The SDMP is a tool for the development and implementation of community programs, projects and activities for the host and neighboring communities of a mining project/area.

It is a five-year plan geared towards the development of responsible, self-reliant and resource-based communities capable of developing, implementing and managing development programs, projects and activities.

This shall be funded through mining companies’ annual allotment of a 1.5 percent of their operating cost which shall be divided accordingly: 75 percent for the development of host and neighboring community; 10 percent for the development of mining technology and geosciences; 15 percent for the institutionalization of public awareness and education on mining and geosciences.

Also for the same period, the amount committed by mining companies for the implementation of approved plans/programs/projects/activities for EPEP and FMR/DP were at P20.39 billion and P2.55 billion, respectively.

EPEP provides the description of the expected impacts of the mine and sets out the life-of-mine environmental protection and enhancement strategies based on best practice in environmental management in mining.

FMR/DP, on the other hand, is the process of returning the mine sites and affected areas to viable and, whenever practicable, self-sustaining ecosystems that are compatible with a healthy environment and with human activities.

At present, the Philippines has remained one of the world’s biggest nickel exporters, with bulk of its production being shipped to China.

In total, the country’s untapped mineral resources are projected to have a combined value of over $1 trillion.

Based on MGB’s estimates, the country’s total estimated gold reserves in 2016 stood at 1.9 billion metric tons (MT) with an average grade of 0.16 grams per ton, while silver has 1.7 billion MT with an average grade of 1.27 grams per ton.

Copper reserves, on the other hand, were estimated to be around 1.8 billion MT, while iron and nickel has reserves of 116 million MT and 116.14 million MT, respectively.
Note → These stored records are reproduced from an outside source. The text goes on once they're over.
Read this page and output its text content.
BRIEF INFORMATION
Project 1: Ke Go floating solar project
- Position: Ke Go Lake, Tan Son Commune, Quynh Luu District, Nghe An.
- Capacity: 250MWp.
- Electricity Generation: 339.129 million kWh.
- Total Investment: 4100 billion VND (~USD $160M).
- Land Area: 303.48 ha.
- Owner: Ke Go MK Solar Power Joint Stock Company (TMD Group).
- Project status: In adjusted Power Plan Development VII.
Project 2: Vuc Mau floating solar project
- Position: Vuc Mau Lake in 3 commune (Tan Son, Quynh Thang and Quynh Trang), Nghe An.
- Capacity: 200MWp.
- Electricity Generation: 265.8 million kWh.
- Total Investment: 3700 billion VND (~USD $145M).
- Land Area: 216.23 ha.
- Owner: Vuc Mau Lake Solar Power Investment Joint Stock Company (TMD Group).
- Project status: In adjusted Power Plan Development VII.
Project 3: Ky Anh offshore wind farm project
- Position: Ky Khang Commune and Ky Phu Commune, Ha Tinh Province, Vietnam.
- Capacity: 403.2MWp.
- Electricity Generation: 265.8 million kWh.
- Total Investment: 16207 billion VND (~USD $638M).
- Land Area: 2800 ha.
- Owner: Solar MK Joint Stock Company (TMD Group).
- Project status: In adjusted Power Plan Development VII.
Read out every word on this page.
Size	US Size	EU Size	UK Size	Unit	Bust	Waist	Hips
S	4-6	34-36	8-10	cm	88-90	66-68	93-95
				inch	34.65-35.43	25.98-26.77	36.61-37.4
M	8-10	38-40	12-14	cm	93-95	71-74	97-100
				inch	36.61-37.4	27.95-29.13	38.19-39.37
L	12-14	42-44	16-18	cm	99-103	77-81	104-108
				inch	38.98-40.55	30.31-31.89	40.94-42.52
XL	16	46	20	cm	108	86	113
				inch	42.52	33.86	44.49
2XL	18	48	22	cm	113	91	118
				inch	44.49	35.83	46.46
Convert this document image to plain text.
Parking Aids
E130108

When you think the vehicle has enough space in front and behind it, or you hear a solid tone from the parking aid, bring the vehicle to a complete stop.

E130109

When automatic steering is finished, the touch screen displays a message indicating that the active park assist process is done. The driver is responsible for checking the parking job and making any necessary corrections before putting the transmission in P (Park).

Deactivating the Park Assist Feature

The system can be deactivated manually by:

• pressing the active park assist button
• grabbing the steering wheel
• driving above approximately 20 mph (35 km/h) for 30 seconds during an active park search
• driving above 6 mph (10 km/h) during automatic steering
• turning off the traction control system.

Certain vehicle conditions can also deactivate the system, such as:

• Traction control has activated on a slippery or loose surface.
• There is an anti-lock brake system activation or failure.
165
Chromite’s reserves stood around 47.3 million MT.

“To make them useful to the economy, the rich mineral resources of the Philippines have to be explored and then developed into commercial mines. Mining is both a capital-intensive and highly technical business venture,” MGB earlier said.

However, President Rodrigo Duterte repeatedly said before that he doesn’t care whether the country earns huge revenues from the mining sector if this means preventing the further degradation of the environment.

MGB, an attached agency to the Department of Environment and Natural Resources (DENR), recently issued a set of new mining policies such as creating a scorecard that will measure and monitor the operation of mining companies as well as limiting the area where miners can operate at any given time.

The DENR is also looking at increasing the rehabilitation funds that are required of miners.

Under the Philippine Mining Act, a Mine Rehabilitation Fund (MRF) shall be deposited as a trust fund in a government depository bank and shall be used for physical and social rehabilitation of areas and communities affected by mining activities and for research on the social, technical and preventive aspects of rehabilitation.

For his part, Chamber of Mines of the Philippines (COMP) Executive Director Ronald Recidoro earlier said that they “understand the concern and the need to ensure that there are adequate funds for environmental protection and rehabilitation of mined out areas”.

“If there’s really a need to spend more for rehabilitation, we have no choice but to spend for it,” he said in an earlier report.